OBJECTIVES: The public health response to the spread of HIV relies on behavioural changes, especially reductions in sexual and drug-use-related transmission risk behaviours (TRBs). While understanding the factors that dispose people towards risky behaviours is important scientifically, it can be difficult to distil the many predictors of sexual risk behaviours into a useful clinical tool for focused prevention efforts. Our goal was to evaluate the extent to which known predictors of sexual TRBs (self-efficacy, treatment optimism, engagement with medical care, awareness of risky behaviours, substance use, and relevant behavioural and socio-demographic characteristics) combined with additional attitude-related assessments to identify those who had engaged in recent sexual TRBs and may therefore be at risk of additional TRBs.
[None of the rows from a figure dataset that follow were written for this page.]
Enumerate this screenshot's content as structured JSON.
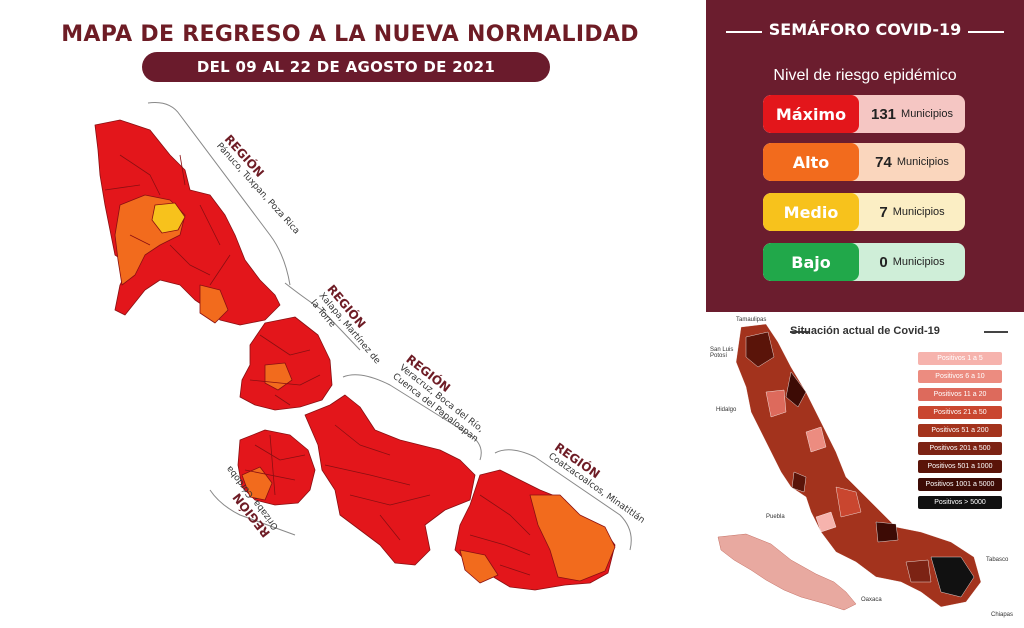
{
  "header": {
    "title": "MAPA DE REGRESO A LA NUEVA NORMALIDAD",
    "date_range": "DEL 09 AL 22 DE AGOSTO DE 2021"
  },
  "regions": [
    {
      "title": "REGIÓN",
      "subtitle": "Pánuco, Tuxpan, Poza Rica"
    },
    {
      "title": "REGIÓN",
      "subtitle": "Xalapa, Martínez de la Torre"
    },
    {
      "title": "REGIÓN",
      "subtitle": "Veracruz, Boca del Río, Cuenca del Papaloapan"
    },
    {
      "title": "REGIÓN",
      "subtitle": "Orizaba, Córdoba"
    },
    {
      "title": "REGIÓN",
      "subtitle": "Coatzacoalcos, Minatitlán"
    }
  ],
  "semaforo": {
    "title": "SEMÁFORO COVID-19",
    "subtitle": "Nivel de riesgo epidémico",
    "unit": "Municipios",
    "levels": [
      {
        "name": "Máximo",
        "count": "131",
        "color": "#e3161b",
        "bg": "#f5c6c3"
      },
      {
        "name": "Alto",
        "count": "74",
        "color": "#f26b1d",
        "bg": "#fad6bd"
      },
      {
        "name": "Medio",
        "count": "7",
        "color": "#f7c21c",
        "bg": "#fbeec4"
      },
      {
        "name": "Bajo",
        "count": "0",
        "color": "#21a84a",
        "bg": "#cfeed8"
      }
    ]
  },
  "map_colors": {
    "maximo": "#e3161b",
    "alto": "#f26b1d",
    "medio": "#f7c21c",
    "border": "#8a0f12"
  },
  "situacion": {
    "title": "Situación actual de Covid-19",
    "legend": [
      {
        "label": "Positivos 1 a 5",
        "color": "#f6b3ad"
      },
      {
        "label": "Positivos 6 a 10",
        "color": "#ec8c80"
      },
      {
        "label": "Positivos 11 a 20",
        "color": "#dd6a5c"
      },
      {
        "label": "Positivos 21 a 50",
        "color": "#c9462f"
      },
      {
        "label": "Positivos 51 a 200",
        "color": "#a3331d"
      },
      {
        "label": "Positivos 201 a 500",
        "color": "#7c2314"
      },
      {
        "label": "Positivos 501 a 1000",
        "color": "#5a1409"
      },
      {
        "label": "Positivos 1001 a 5000",
        "color": "#3d0b05"
      },
      {
        "label": "Positivos > 5000",
        "color": "#111111"
      }
    ],
    "places": [
      "Tamaulipas",
      "San Luis Potosí",
      "Hidalgo",
      "Puebla",
      "Oaxaca",
      "Tabasco",
      "Chiapas"
    ]
  }
}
METHODS: In this study, we analysed data on beliefs and behaviours related to sex, substance use, HIV prevention and other relevant factors for 280 patients at a publicly funded HIV/AIDS clinic in Seattle. All participants completed a baseline audio computer-assisted self interview (ACASI) as part of a larger trial focused on reducing TRBs.
RESULTS: Our multivariate model yielded three screening questions that could prove effective in identifying HIV-positive patients in need of focused prevention resources.
CONCLUSIONS: The resulting screener holds promise as a brief and easily deployed tool that can be used by providers regardless of access to ACASI technology. Additional validation is needed and longitudinal evaluation is currently in progress.